« Borg/McEnroe » s’impose comme un film élégant et rigoureux, qui restitue avec une précision remarquable l’univers du tennis de haut niveau au tournant des années 1980. La reconstitution est soignée, l’esthétique fidèle à l’époque, et Janus Metz parvient à insuffler une tension feutrée qui accompagne chaque geste, chaque échange, chaque montée d’adrénaline. Le soin apporté à l’ambiance, aux attitudes, à la pression environnante installe un climat crédible et immersif.

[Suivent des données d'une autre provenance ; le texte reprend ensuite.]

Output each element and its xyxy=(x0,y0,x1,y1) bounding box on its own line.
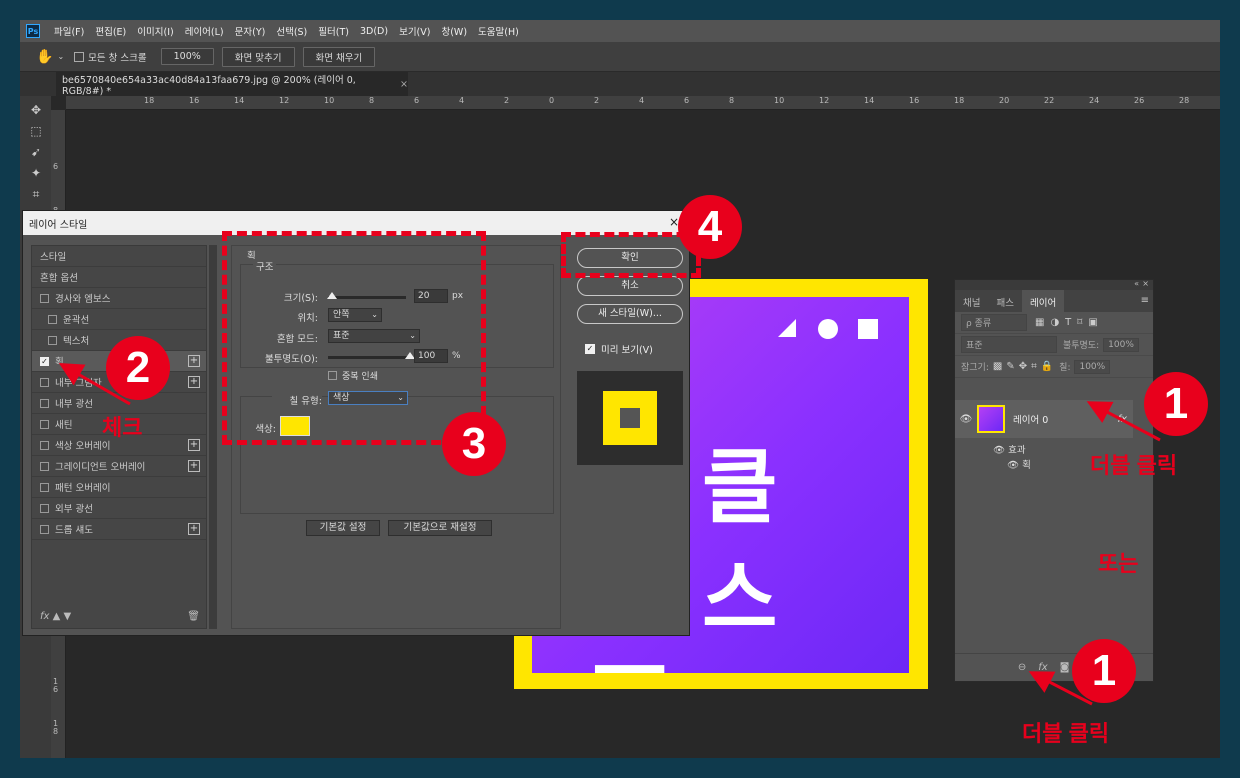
arrow-to-fx-icon xyxy=(1028,671,1093,706)
annotation-arrows xyxy=(58,363,1161,706)
arrow-to-stroke-item xyxy=(58,363,131,406)
photoshop-window: Ps 파일(F) 편집(E) 이미지(I) 레이어(L) 문자(Y) 선택(S)… xyxy=(20,20,1220,758)
arrow-to-layer-row xyxy=(1086,401,1161,442)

Le film peut surtout compter sur deux interprétations fortes : Sverrir Gudnason, impressionnant de maîtrise dans la peau d’un Borg glacé, méthodique, obsédé par la perfection, et Shia LaBeouf, qui trouve dans le personnage de McEnroe un terrain idéal pour exprimer fougue, fragilité et nervosité. LaBeouf semble presque fait pour ce rôle, qu’il habite sans jamais tomber dans la caricature. Ensemble, les deux acteurs offrent un contraste fascinant et alimentent une dynamique psychologique qu’explore le film avec justesse.
Pourtant, malgré cette solidité artistique, « Borg/McEnroe » souffre d’un déséquilibre et d’un manque d’ampleur émotionnelle. L’écriture s’attarde davantage sur Borg, laissant McEnroe parfois en retrait, ce qui affaiblit légèrement la dimension duel que l’on pouvait attendre. De même, la reconstitution de la finale de Wimbledon 1980, pourtant l’un des affrontements les plus mythiques de l’histoire du tennis, reste étonnamment sage : filmée de très près, rythmée sans grande audace, elle peine à retrouver l’intensité réelle du match.

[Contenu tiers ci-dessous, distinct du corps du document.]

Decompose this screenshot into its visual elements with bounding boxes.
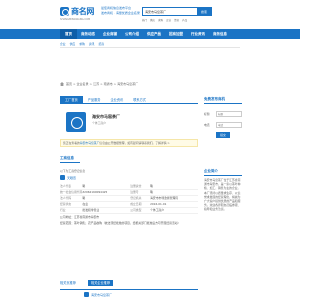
breadcrumb-item[interactable]: 江苏 (93, 82, 99, 86)
tab-factory-home[interactable]: 工厂首页 (60, 96, 83, 103)
info-value: 个体工商户 (150, 207, 198, 214)
related-company-card[interactable]: 海安市马窑茶厂 (84, 292, 112, 297)
related-tabs: 相关页推荐 相关企业推荐 (60, 280, 198, 290)
breadcrumb-separator: > (73, 82, 76, 86)
form-row: 电话 (204, 121, 242, 129)
logo-subtitle: SHANGMINGWANG.COM (60, 18, 91, 21)
nav-item[interactable]: 商务动态 (77, 29, 99, 39)
sidebar-title-intro: 企业简介 (204, 168, 242, 176)
nav-item[interactable]: 招商加盟 (165, 29, 187, 39)
hot-link[interactable]: 求购 (158, 18, 163, 22)
related-company-logo-icon (84, 292, 89, 297)
breadcrumb: 首页 > 企业名录 > 江苏 > 南通市 > 海安市马窑茶厂 (60, 82, 138, 86)
section-title-business-info: 工商信息 (60, 156, 80, 163)
notice-bar: 您正在查看的海安市马窑茶厂信息由公开数据整理，如有疑问请联系我们。了解详情 > (60, 139, 198, 147)
breadcrumb-item[interactable]: 南通市 (104, 82, 113, 86)
hot-links: 热门 供应 求购 企业 资讯 产品 (142, 18, 187, 22)
tab-contact[interactable]: 联系方式 (128, 96, 151, 103)
sidebar: 免费发布商机 标题 电话 提交 企业简介 海安市马窑茶厂位于江苏省南通市海安市，… (204, 96, 242, 212)
field-label: 标题 (204, 112, 210, 116)
company-card: 海安市马窑茶厂 个体工商户 (60, 108, 198, 138)
source-logo-icon (60, 175, 65, 180)
slogan-line-2: 发布商机 · 海量优质企业名录 (101, 10, 140, 15)
hot-link[interactable]: 资讯 (174, 18, 179, 22)
company-logo-icon (66, 112, 86, 132)
nav-item-home[interactable]: 首页 (60, 29, 77, 39)
notice-highlight[interactable]: 海安市马窑茶厂 (80, 141, 100, 145)
sub-nav: 企业 供应 求购 资讯 招商 (60, 40, 240, 48)
tab-products[interactable]: 产品服务 (83, 96, 106, 103)
form-row: 标题 (204, 110, 242, 118)
business-scope: 经营范围：茶叶销售；农产品收购（依法须经批准的项目，经相关部门批准后方可开展经营… (60, 220, 181, 225)
breadcrumb-item[interactable]: 企业名录 (77, 82, 89, 86)
nav-item[interactable]: 供应产品 (143, 29, 165, 39)
home-icon (60, 82, 64, 86)
info-value: 批发和零售业 (82, 207, 131, 214)
nav-item[interactable]: 行业资讯 (187, 29, 209, 39)
tab-news[interactable]: 企业资讯 (106, 96, 129, 103)
hot-link[interactable]: 企业 (166, 18, 171, 22)
info-heading: 以下为工商登记信息 (60, 169, 86, 173)
phone-field[interactable] (216, 122, 242, 128)
subnav-item[interactable]: 资讯 (89, 42, 95, 46)
breadcrumb-item-current: 海安市马窑茶厂 (117, 82, 139, 86)
company-tabs: 工厂首页 产品服务 企业资讯 联系方式 (60, 96, 198, 104)
hot-link[interactable]: 供应 (150, 18, 155, 22)
tab-related-companies[interactable]: 相关企业推荐 (87, 280, 114, 286)
field-label: 电话 (204, 123, 210, 127)
breadcrumb-separator: > (100, 82, 103, 86)
site-logo[interactable]: 商名网 (60, 5, 98, 17)
company-type: 个体工商户 (92, 121, 106, 125)
nav-item[interactable]: 企业商铺 (99, 29, 121, 39)
company-name: 海安市马窑茶厂 (92, 114, 120, 119)
nav-item[interactable]: 商务信息 (209, 29, 231, 39)
subnav-item[interactable]: 求购 (79, 42, 85, 46)
main-content: 工厂首页 产品服务 企业资讯 联系方式 海安市马窑茶厂 个体工商户 您正在查看的… (60, 96, 198, 225)
page-header: 商名网 SHANGMINGWANG.COM 最佳商机信息发布平台 发布商机 · … (0, 0, 300, 28)
business-info-table: 法人代表 略 注册资金 略 统一社会信用代码 32062160094425 注册… (60, 183, 198, 214)
hot-link[interactable]: 热门 (142, 18, 147, 22)
notice-text: 您正在查看的 (63, 141, 80, 145)
search-input[interactable] (143, 8, 195, 15)
sidebar-title-publish: 免费发布商机 (204, 96, 242, 104)
info-key: 行业 (60, 207, 83, 214)
info-source-label: 天眼查 (67, 175, 77, 180)
company-intro: 海安市马窑茶厂位于江苏省南通市海安市，是一家以茶叶种植、加工、销售为主的企业。本… (204, 178, 241, 212)
logo-text: 商名网 (71, 5, 95, 16)
tab-related-pages[interactable]: 相关页推荐 (60, 280, 76, 289)
info-source: 天眼查 (60, 174, 198, 181)
breadcrumb-separator: > (113, 82, 117, 86)
publish-form: 标题 电话 提交 (204, 110, 242, 138)
breadcrumb-separator: > (89, 82, 93, 86)
logo-mark-icon (60, 6, 69, 16)
site-slogan: 最佳商机信息发布平台 发布商机 · 海量优质企业名录 (101, 6, 140, 15)
subnav-item[interactable]: 供应 (70, 42, 76, 46)
related-company-name[interactable]: 海安市马窑茶厂 (91, 293, 112, 297)
table-row: 行业 批发和零售业 公司类型 个体工商户 (60, 207, 198, 214)
subnav-item[interactable]: 招商 (98, 42, 104, 46)
submit-button[interactable]: 提交 (216, 132, 230, 138)
breadcrumb-item[interactable]: 首页 (66, 82, 72, 86)
hot-link[interactable]: 产品 (182, 18, 187, 22)
search-button[interactable]: 搜索 (197, 8, 211, 15)
subnav-item[interactable]: 企业 (60, 42, 66, 46)
title-field[interactable] (216, 111, 242, 117)
info-key: 公司类型 (130, 207, 151, 214)
nav-item[interactable]: 公司介绍 (121, 29, 143, 39)
main-nav: 首页 商务动态 企业商铺 公司介绍 供应产品 招商加盟 行业资讯 商务信息 (0, 29, 300, 39)
notice-rest[interactable]: 信息由公开数据整理，如有疑问请联系我们。了解详情 > (99, 141, 169, 145)
search-box: 搜索 (142, 7, 212, 16)
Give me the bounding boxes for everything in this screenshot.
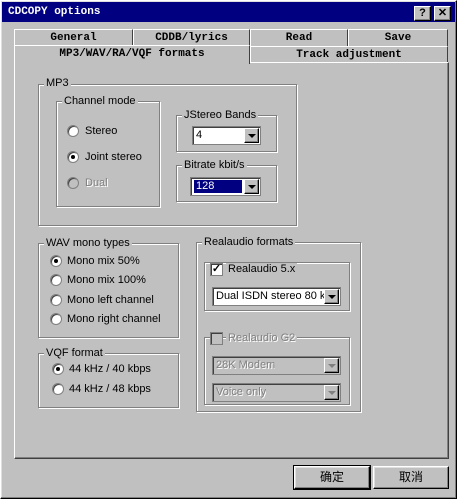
mono-left-channel-label: Mono left channel	[67, 294, 154, 306]
title-bar: CDCOPY options ? ✕	[2, 2, 455, 22]
window-title: CDCOPY options	[8, 6, 101, 18]
bitrate-dropdown-button[interactable]	[244, 179, 259, 194]
tab-general[interactable]: General	[14, 29, 133, 46]
jstereo-bands-dropdown-button[interactable]	[244, 128, 259, 143]
tab-track-adjustment[interactable]: Track adjustment	[250, 46, 448, 63]
realaudio-g2-type-value: Voice only	[216, 386, 267, 398]
realaudio-formats-label: Realaudio formats	[202, 236, 296, 249]
chevron-down-icon	[248, 185, 256, 189]
vqf-44khz-48kbps-label: 44 kHz / 48 kbps	[69, 383, 151, 395]
mono-left-channel-radio[interactable]	[50, 294, 62, 306]
vqf-44khz-48kbps-radio[interactable]	[52, 383, 64, 395]
dual-radio[interactable]	[67, 177, 79, 189]
realaudio-g2-connection-select[interactable]: 28K Modem	[212, 356, 341, 375]
vqf-44khz-40kbps-radio[interactable]	[52, 363, 64, 375]
checkmark-icon: ✓	[211, 263, 222, 275]
bitrate-value: 128	[194, 180, 242, 193]
tab-mp3-wav-ra-vqf-formats[interactable]: MP3/WAV/RA/VQF formats	[14, 45, 250, 64]
dual-label: Dual	[85, 177, 108, 189]
realaudio-g2-checkbox[interactable]	[210, 332, 223, 345]
realaudio-5x-label: Realaudio 5.x	[226, 263, 298, 276]
stereo-label: Stereo	[85, 125, 118, 137]
help-button[interactable]: ?	[414, 6, 431, 21]
chevron-down-icon	[328, 295, 336, 299]
jstereo-bands-select[interactable]: 4	[192, 126, 261, 145]
realaudio-5x-format-value: Dual ISDN stereo 80 k	[216, 290, 324, 302]
mono-mix-50-label: Mono mix 50%	[67, 255, 140, 267]
stereo-radio[interactable]	[67, 125, 79, 137]
realaudio-g2-label: Realaudio G2	[226, 332, 298, 345]
mono-mix-100-radio[interactable]	[50, 274, 62, 286]
vqf-format-group	[38, 353, 179, 408]
cancel-button[interactable]: 取消	[373, 466, 449, 489]
wav-mono-types-label: WAV mono types	[44, 237, 132, 250]
jstereo-bands-label: JStereo Bands	[182, 109, 259, 122]
channel-mode-label: Channel mode	[62, 95, 138, 108]
chevron-down-icon	[328, 364, 336, 368]
jstereo-bands-value: 4	[196, 129, 203, 141]
realaudio-g2-type-dropdown-button[interactable]	[324, 385, 339, 400]
tab-read[interactable]: Read	[250, 29, 348, 46]
bitrate-select[interactable]: 128	[190, 177, 261, 196]
vqf-44khz-40kbps-label: 44 kHz / 40 kbps	[69, 363, 151, 375]
realaudio-5x-dropdown-button[interactable]	[324, 289, 339, 304]
joint-stereo-radio[interactable]	[67, 151, 79, 163]
chevron-down-icon	[248, 134, 256, 138]
realaudio-g2-connection-dropdown-button[interactable]	[324, 358, 339, 373]
mono-mix-50-radio[interactable]	[50, 255, 62, 267]
realaudio-5x-format-select[interactable]: Dual ISDN stereo 80 k	[212, 287, 341, 306]
realaudio-5x-checkbox[interactable]: ✓	[210, 263, 223, 276]
joint-stereo-label: Joint stereo	[85, 151, 142, 163]
bitrate-label: Bitrate kbit/s	[182, 159, 247, 172]
mono-right-channel-label: Mono right channel	[67, 313, 161, 325]
mp3-group-label: MP3	[44, 77, 71, 90]
tab-cddb-lyrics[interactable]: CDDB/lyrics	[133, 29, 250, 46]
realaudio-g2-type-select[interactable]: Voice only	[212, 383, 341, 402]
mono-right-channel-radio[interactable]	[50, 313, 62, 325]
tab-save[interactable]: Save	[348, 29, 448, 46]
chevron-down-icon	[328, 391, 336, 395]
close-icon: ✕	[437, 7, 448, 19]
close-button[interactable]: ✕	[434, 6, 451, 21]
realaudio-g2-connection-value: 28K Modem	[216, 359, 276, 371]
vqf-format-label: VQF format	[44, 347, 105, 360]
mono-mix-100-label: Mono mix 100%	[67, 274, 146, 286]
ok-button[interactable]: 确定	[293, 465, 371, 490]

Le film, très intérieur, préfère disséquer les failles et le passé des deux champions plutôt que de jouer pleinement la carte du spectaculaire. Ce choix, cohérent et assumé, apporte une certaine profondeur, mais prive aussi le récit de souffle émotionnel. On admire beaucoup, mais on est moins souvent saisi. Même en connaissant déjà l’issue de la finale, on aurait pu espérer une montée en tension plus palpable, une vibration plus forte.
« Borg/McEnroe » est un biopic solide, finement interprété et riche d’atmosphère, mais qui demeure un peu trop retenu pour véritablement bouleverser. Une œuvre élégante, respectueuse, intéressante, mais à laquelle il manque ce « coffre » qui aurait pu en faire un film de sport réellement mémorable.